Supervisory personnel are generally not liable under § 1983 for the actions of their employees. See Taylor v. List, 880 F.2d 1040, 1045 (9th Cir. 1989) (holding that there is no respondeat superior liability under § 1983). A supervisor is only liable for the constitutional violations of subordinates if the supervisor participated in or directed the violations. See id. The Supreme Court has rejected the notion that a supervisory defendant can be liable based on knowledge and acquiescence in a subordinate's unconstitutional conduct because government officials, regardless of their title, can only be held liable under § 1983 for his or her own conduct and not the conduct of others. See Ashcroft v. Iqbal, 129 S. Ct. 1937, 1949 (2009). When a defendant holds a supervisory position, the causal link between such defendant and the claimed constitutional violation must be specifically alleged. See Fayle v. Stapley, 607 F.2d 858, 862 (9th Cir. 1979); Mosher v. Saalfeld, 589 F.2d 438, 441 (9th Cir. 1978). Vague and conclusory allegations concerning the involvement of supervisory personnel in civil rights violations are not sufficient. See Ivey v. Board of Regents, 673 F.2d 266, 268 (9th Cir. 1982). "[A] plaintiff must plead that each Government-official defendant, through the official's own individual actions, has violated the constitution." Iqbal, 129 S. Ct. at 1948.
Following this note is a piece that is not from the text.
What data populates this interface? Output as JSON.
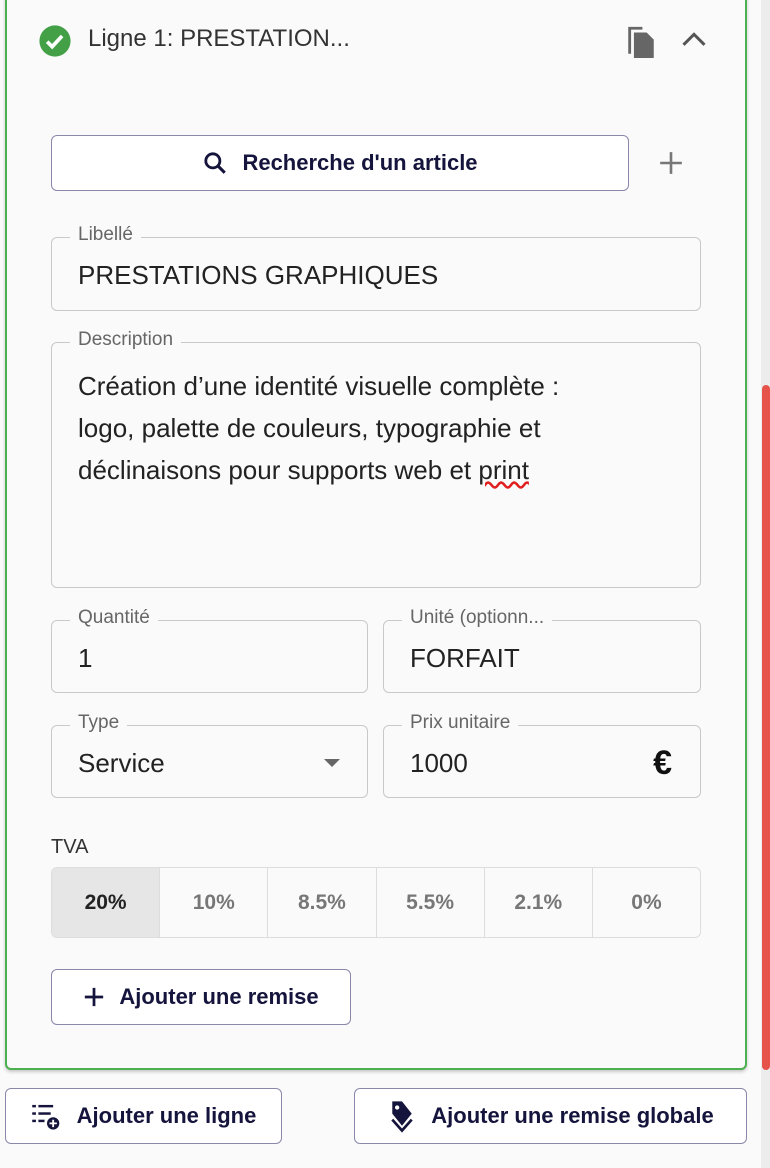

As Dr. Jeu was the only defendant directly involved in plaintiff's treatment, he is the only defendant against whom plaintiff has stated a claim. Plaintiff claims the supervisory defendants are liable because they knew of the risk of harm to him. However, there is nothing in the complaint, either explicitly stated or implied, that any of these other defendants were actually involved in the treatment plaintiff received or did not receive. Knowledge of a subordinate's acts is insufficient.
Because it does not appear possible that the deficiencies identified herein can be cured by amending the complaint, plaintiff is not entitled to leave to amend prior to the dismissal of the supervisory defendants, including Dr. Bal, Dr. Sahota, and Mr. Deems. See Lopez v. Smith, 203 F.3d 1122, 1126, 1131 (9th Cir. 2000) (en banc).
Therefore, plaintiff shall show cause in writing, within 30 days of the date of this order, why defendants Bal, Sahota, and Deems, should not be dismissed for failure to state a claim.*fn1 Plaintiff is warned that failure to respond to this order may result in dismissal of the action for the reasons outlined above, as well as for failure to prosecute and comply with court rules and orders. See Local Rule 110.